To support Lerner’s theory, Ciuriak presents the results of two modelling exercises, one for Canada and one for the UK. These exercises show that unilateral trade liberalization – dropping one’s own import barriers – leads to a fairly symmetric increase in both imports and exports.
Despite the elegance of Ciuriak’s reasoning, I fear that the likelihood of the Lerner Symmetry informing US trade policy is small.
Since decisions at the WTO are made by consensus, progress can be glacial. A China-US compromise on subsidies would be a good way to bring the membership together to resolve this difficult issue.
The US could begin by unblocking the appointment of Appellate Body members and restoring this important public good. It could also recognize that China’s domestic prices are not particularly distorted and can be used as benchmarks for subsidy investigations.

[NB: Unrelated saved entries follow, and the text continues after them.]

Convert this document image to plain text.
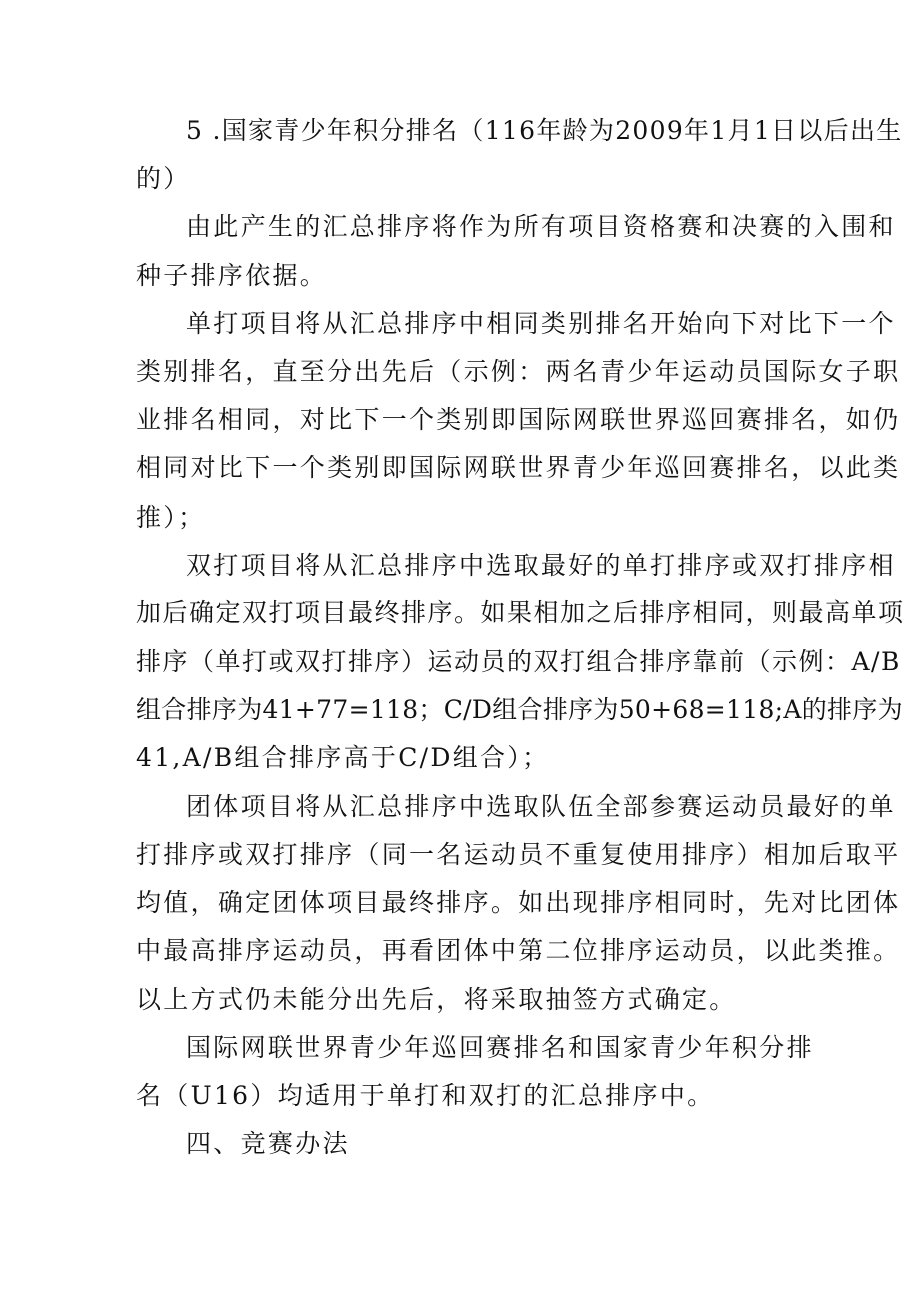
5 .国家青少年积分排名（116年龄为2009年1月1日以后出生
的）
由此产生的汇总排序将作为所有项目资格赛和决赛的入围和
种子排序依据。
单打项目将从汇总排序中相同类别排名开始向下对比下一个
类别排名，直至分出先后（示例：两名青少年运动员国际女子职
业排名相同，对比下一个类别即国际网联世界巡回赛排名，如仍
相同对比下一个类别即国际网联世界青少年巡回赛排名，以此类
推）；
双打项目将从汇总排序中选取最好的单打排序或双打排序相
加后确定双打项目最终排序。如果相加之后排序相同，则最高单项
排序（单打或双打排序）运动员的双打组合排序靠前（示例：A/B
组合排序为41+77=118；C/D组合排序为50+68=118;A的排序为
41,A/B组合排序高于C/D组合）；
团体项目将从汇总排序中选取队伍全部参赛运动员最好的单
打排序或双打排序（同一名运动员不重复使用排序）相加后取平
均值，确定团体项目最终排序。如出现排序相同时，先对比团体
中最高排序运动员，再看团体中第二位排序运动员，以此类推。
以上方式仍未能分出先后，将采取抽签方式确定。
国际网联世界青少年巡回赛排名和国家青少年积分排
名（U16）均适用于单打和双打的汇总排序中。
四、竞赛办法
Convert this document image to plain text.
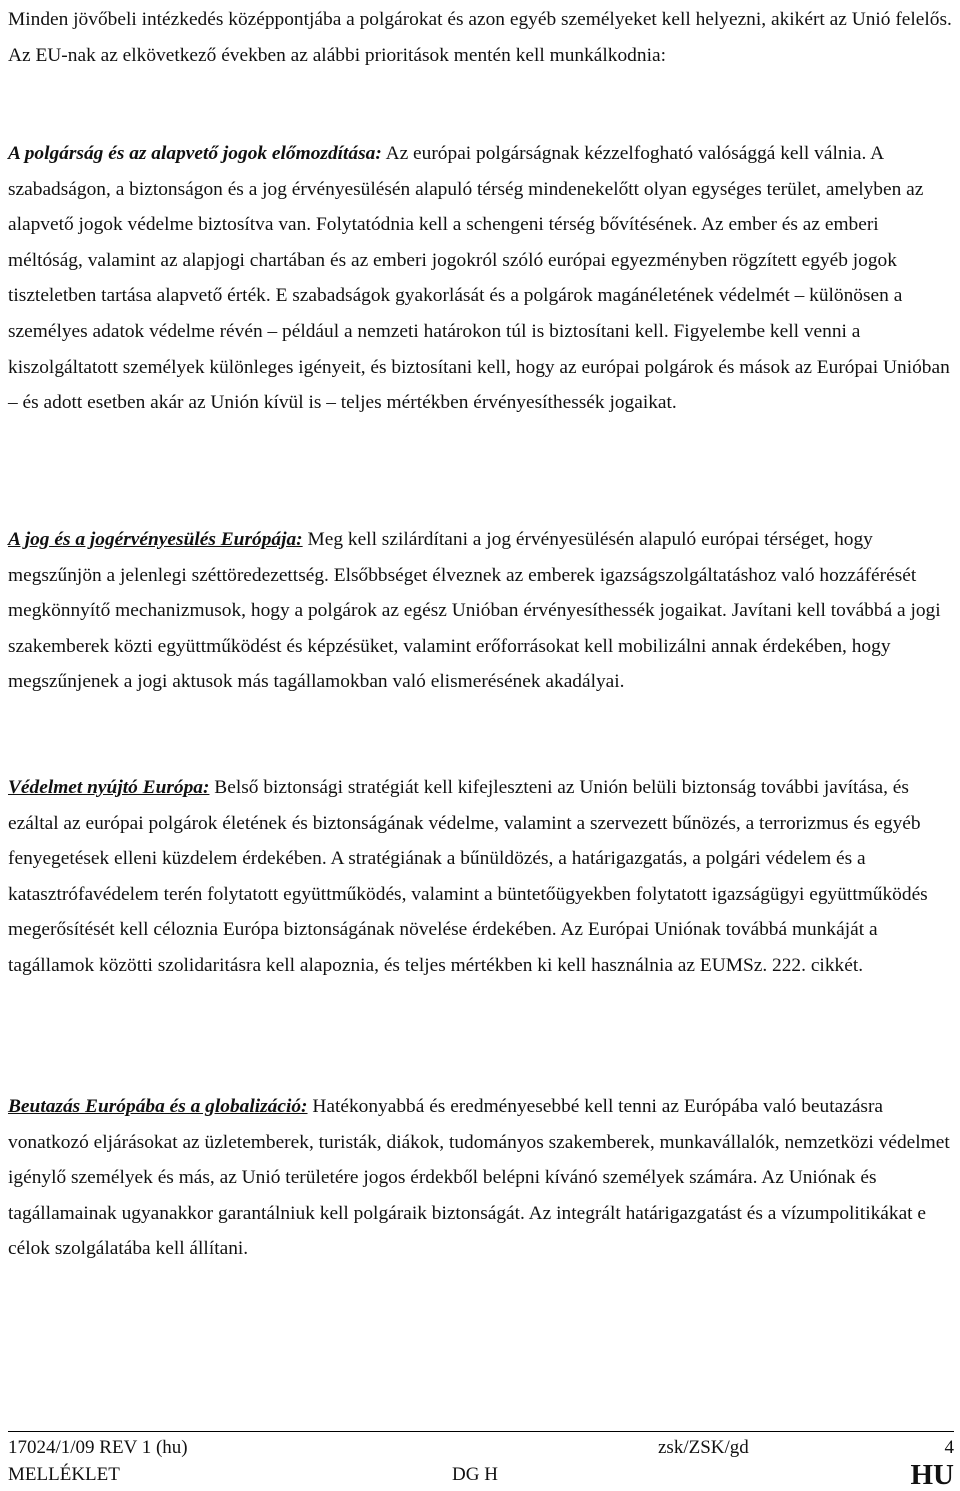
Minden jövőbeli intézkedés középpontjába a polgárokat és azon egyéb személyeket kell helyezni, akikért az Unió felelős. Az EU-nak az elkövetkező években az alábbi prioritások mentén kell munkálkodnia:

A polgárság és az alapvető jogok előmozdítása: Az európai polgárságnak kézzelfogható valósággá kell válnia. A szabadságon, a biztonságon és a jog érvényesülésén alapuló térség mindenekelőtt olyan egységes terület, amelyben az alapvető jogok védelme biztosítva van. Folytatódnia kell a schengeni térség bővítésének. Az ember és az emberi méltóság, valamint az alapjogi chartában és az emberi jogokról szóló európai egyezményben rögzített egyéb jogok tiszteletben tartása alapvető érték. E szabadságok gyakorlását és a polgárok magánéletének védelmét – különösen a személyes adatok védelme révén – például a nemzeti határokon túl is biztosítani kell. Figyelembe kell venni a kiszolgáltatott személyek különleges igényeit, és biztosítani kell, hogy az európai polgárok és mások az Európai Unióban – és adott esetben akár az Unión kívül is – teljes mértékben érvényesíthessék jogaikat.

A jog és a jogérvényesülés Európája: Meg kell szilárdítani a jog érvényesülésén alapuló európai térséget, hogy megszűnjön a jelenlegi széttöredezettség. Elsőbbséget élveznek az emberek igazságszolgáltatáshoz való hozzáférését megkönnyítő mechanizmusok, hogy a polgárok az egész Unióban érvényesíthessék jogaikat. Javítani kell továbbá a jogi szakemberek közti együttműködést és képzésüket, valamint erőforrásokat kell mobilizálni annak érdekében, hogy megszűnjenek a jogi aktusok más tagállamokban való elismerésének akadályai.

Védelmet nyújtó Európa: Belső biztonsági stratégiát kell kifejleszteni az Unión belüli biztonság további javítása, és ezáltal az európai polgárok életének és biztonságának védelme, valamint a szervezett bűnözés, a terrorizmus és egyéb fenyegetések elleni küzdelem érdekében. A stratégiának a bűnüldözés, a határigazgatás, a polgári védelem és a katasztrófavédelem terén folytatott együttműködés, valamint a büntetőügyekben folytatott igazságügyi együttműködés megerősítését kell céloznia Európa biztonságának növelése érdekében. Az Európai Uniónak továbbá munkáját a tagállamok közötti szolidaritásra kell alapoznia, és teljes mértékben ki kell használnia az EUMSz. 222. cikkét.

Beutazás Európába és a globalizáció: Hatékonyabbá és eredményesebbé kell tenni az Európába való beutazásra vonatkozó eljárásokat az üzletemberek, turisták, diákok, tudományos szakemberek, munkavállalók, nemzetközi védelmet igénylő személyek és más, az Unió területére jogos érdekből belépni kívánó személyek számára. Az Uniónak és tagállamainak ugyanakkor garantálniuk kell polgáraik biztonságát. Az integrált határigazgatást és a vízumpolitikákat e célok szolgálatába kell állítani.

17024/1/09 REV 1 (hu)	zsk/ZSK/gd	4
MELLÉKLET	DG H	HU
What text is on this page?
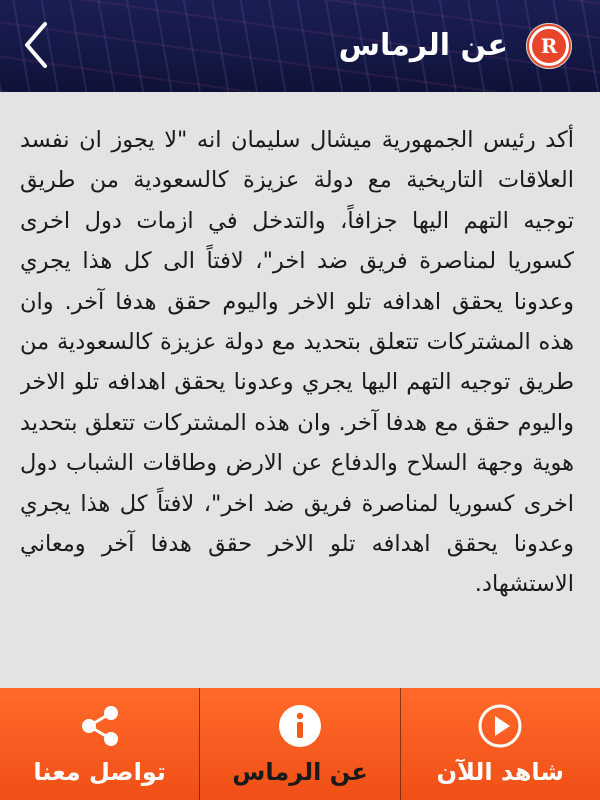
عن الرماس R
أكد رئيس الجمهورية ميشال سليمان انه "لا يجوز ان نفسد العلاقات التاريخية مع دولة عزيزة كالسعودية من طريق توجيه التهم اليها جزافاً، والتدخل في ازمات دول اخرى كسوريا لمناصرة فريق ضد اخر"، لافتاً الى كل هذا يجري وعدونا يحقق اهدافه تلو الاخر واليوم حقق هدفا آخر. وان هذه المشتركات تتعلق بتحديد مع دولة عزيزة كالسعودية من طريق توجيه التهم اليها يجري وعدونا يحقق اهدافه تلو الاخر واليوم حقق مع هدفا آخر. وان هذه المشتركات تتعلق بتحديد هوية وجهة السلاح والدفاع عن الارض وطاقات الشباب دول اخرى كسوريا لمناصرة فريق ضد اخر"، لافتاً كل هذا يجري وعدونا يحقق اهدافه تلو الاخر حقق هدفا آخر ومعاني الاستشهاد.
تواصل معنا	عن الرماس	شاهد اللآن
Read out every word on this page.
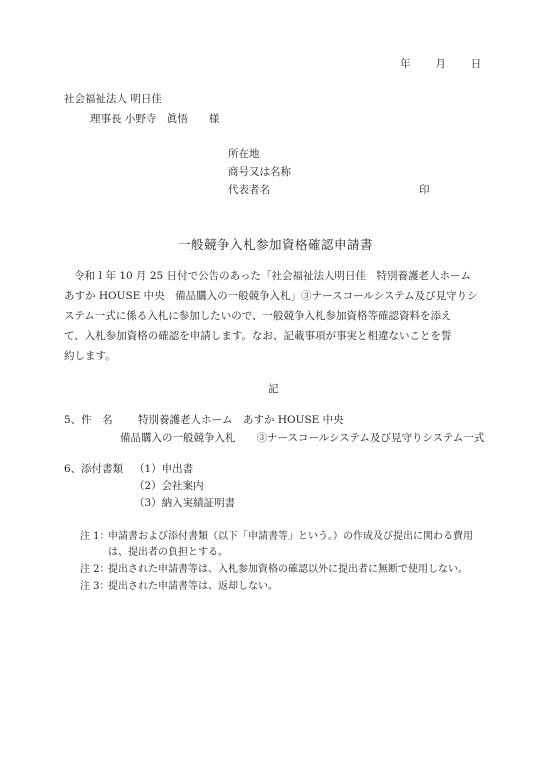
年 月 日
社会福祉法人 明日佳
理事長 小野寺　眞悟　　様
所在地
商号又は名称
代表者名	印
一般競争入札参加資格確認申請書

令和１年 10 月 25 日付で公告のあった「社会福祉法人明日佳　特別養護老人ホーム

あすか HOUSE 中央　備品購入の一般競争入札」③ナースコールシステム及び見守りシ

ステム一式に係る入札に参加したいので、一般競争入札参加資格等確認資料を添え

て、入札参加資格の確認を申請します。なお、記載事項が事実と相違ないことを誓

約します。

記
5、件　名 特別養護老人ホーム　あすか HOUSE 中央
備品購入の一般競争入札　　③ナースコールシステム及び見守りシステム一式
6、添付書類 （1）申出書
（2）会社案内
（3）納入実績証明書
注 1：
申請書および添付書類（以下「申請書等」という。）の作成及び提出に関わる費用
は、提出者の負担とする。
注 2：
提出された申請書等は、入札参加資格の確認以外に提出者に無断で使用しない。
注 3：
提出された申請書等は、返却しない。
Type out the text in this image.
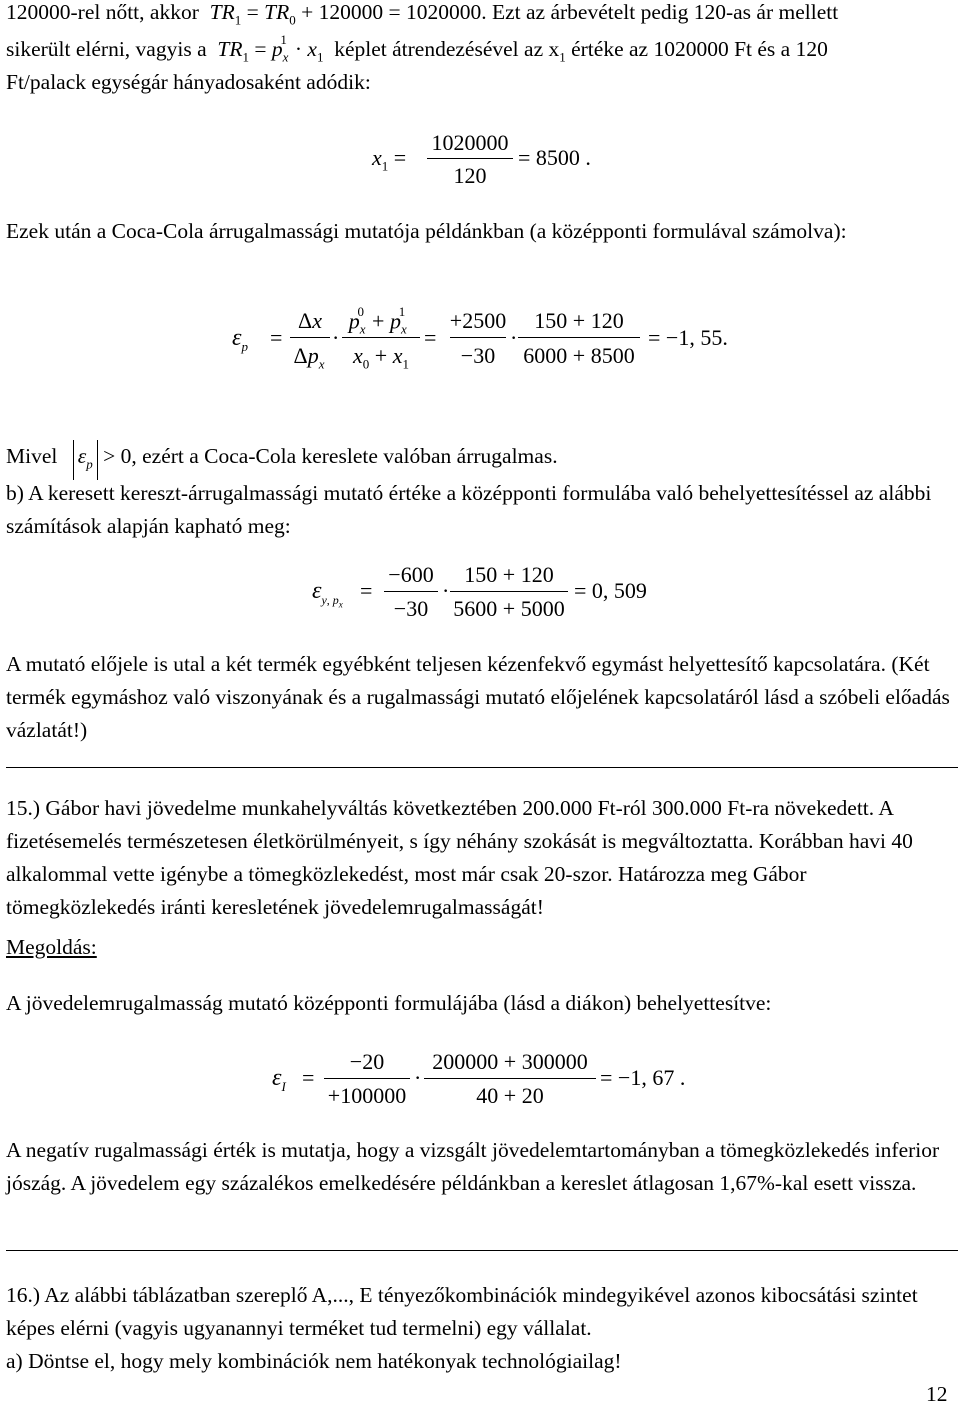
120000-rel nőtt, akkor $TR_1 = TR_0 + 120000 = 1020000$. Ezt az árbevételt pedig 120-as ár mellett
sikerült elérni, vagyis a $TR_1 = p_x^1 \cdot x_1$ képlet átrendezésével az $x_1$ értéke az 1020000 Ft és a 120
Ft/palack egységár hányadosaként adódik:
$x_1$ =
1020000
120
= 8500 .
Ezek után a Coca-Cola árrugalmassági mutatója példánkban (a középponti formulával számolva):
$\varepsilon_p$ =
Δx
$\Delta p_x$
·
$p_x^0 + p_x^1$
$x_0 + x_1$
=
+2500
−30
·
150 + 120
6000 + 8500
= −1, 55.
Mivel $\varepsilon_p > 0$, ezért a Coca-Cola kereslete valóban árrugalmas.
b) A keresett kereszt-árrugalmassági mutató értéke a középponti formulába való behelyettesítéssel az alábbi számítások alapján kapható meg:
$\varepsilon_{y, p_x}$
=
−600
−30
·
150 + 120
5600 + 5000
= 0, 509
A mutató előjele is utal a két termék egyébként teljesen kézenfekvő egymást helyettesítő kapcsolatára. (Két termék egymáshoz való viszonyának és a rugalmassági mutató előjelének kapcsolatáról lásd a szóbeli előadás vázlatát!)
15.) Gábor havi jövedelme munkahelyváltás következtében 200.000 Ft-ról 300.000 Ft-ra növekedett. A fizetésemelés természetesen életkörülményeit, s így néhány szokását is megváltoztatta. Korábban havi 40 alkalommal vette igénybe a tömegközlekedést, most már csak 20-szor. Határozza meg Gábor tömegközlekedés iránti keresletének jövedelemrugalmasságát!
Megoldás:
A jövedelemrugalmasság mutató középponti formulájába (lásd a diákon) behelyettesítve:
$\varepsilon_I$ =
−20
+100000
·
200000 + 300000
40 + 20
= −1, 67 .
A negatív rugalmassági érték is mutatja, hogy a vizsgált jövedelemtartományban a tömegközlekedés inferior jószág. A jövedelem egy százalékos emelkedésére példánkban a kereslet átlagosan 1,67%-kal esett vissza.
16.) Az alábbi táblázatban szereplő A,..., E tényezőkombinációk mindegyikével azonos kibocsátási szintet képes elérni (vagyis ugyanannyi terméket tud termelni) egy vállalat.
a) Döntse el, hogy mely kombinációk nem hatékonyak technológiailag!
12
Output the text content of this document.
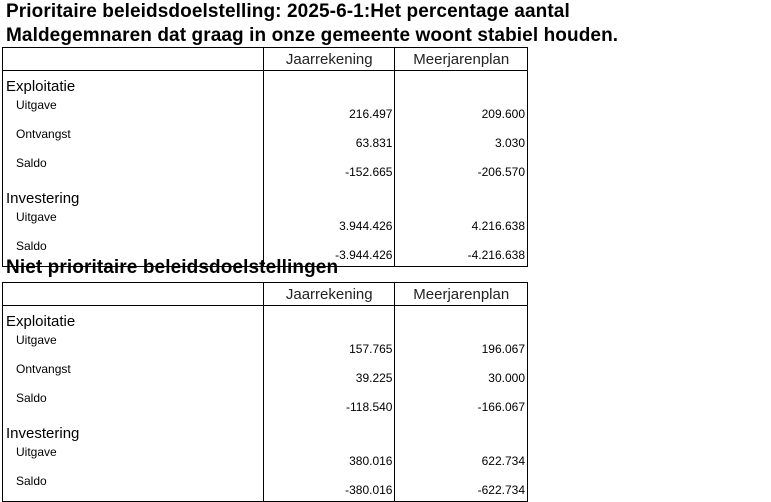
Prioritaire beleidsdoelstelling: 2025-6-1:Het percentage aantal
Maldegemnaren dat graag in onze gemeente woont stabiel houden.
	Jaarrekening	Meerjarenplan
Exploitatie		
Uitgave	216.497	209.600
Ontvangst	63.831	3.030
Saldo	-152.665	-206.570
Investering		
Uitgave	3.944.426	4.216.638
Saldo	-3.944.426	-4.216.638
Niet prioritaire beleidsdoelstellingen
	Jaarrekening	Meerjarenplan
Exploitatie		
Uitgave	157.765	196.067
Ontvangst	39.225	30.000
Saldo	-118.540	-166.067
Investering		
Uitgave	380.016	622.734
Saldo	-380.016	-622.734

In his 2019 Report on the Work of the Government, Premier Li Keqiang committed to following the principle of “competitive neutrality”. This means that private and state-owned enterprises will be treated equally when it comes to accessing factors of production, markets, licenses, government procurement contracts and so on.
If Chinese state-owned companies’ do not have favourable access to resources, then the same principle of competitive neutrality should ensure that they do not provide resources at a subsidized rate.
China has every incentive to keep state-owned companies from providing subsidized inputs. Its development model has evolved and now emphasizes the quality rather than the quantity of growth. It wants to improve the management of state-owned assets. And its carbon neutrality targets imply one more constraint that the economy needs to respect.
Where does that leave us? Brown and Hillman provide a framework for re-thinking the scope of industrial subsidies. Perhaps the time is right for China and the US to find compromises on the definition of “government” and the appropriate benchmark for the subsidies calculation. Taken together, these steps can help resolve the WTO’s crisis.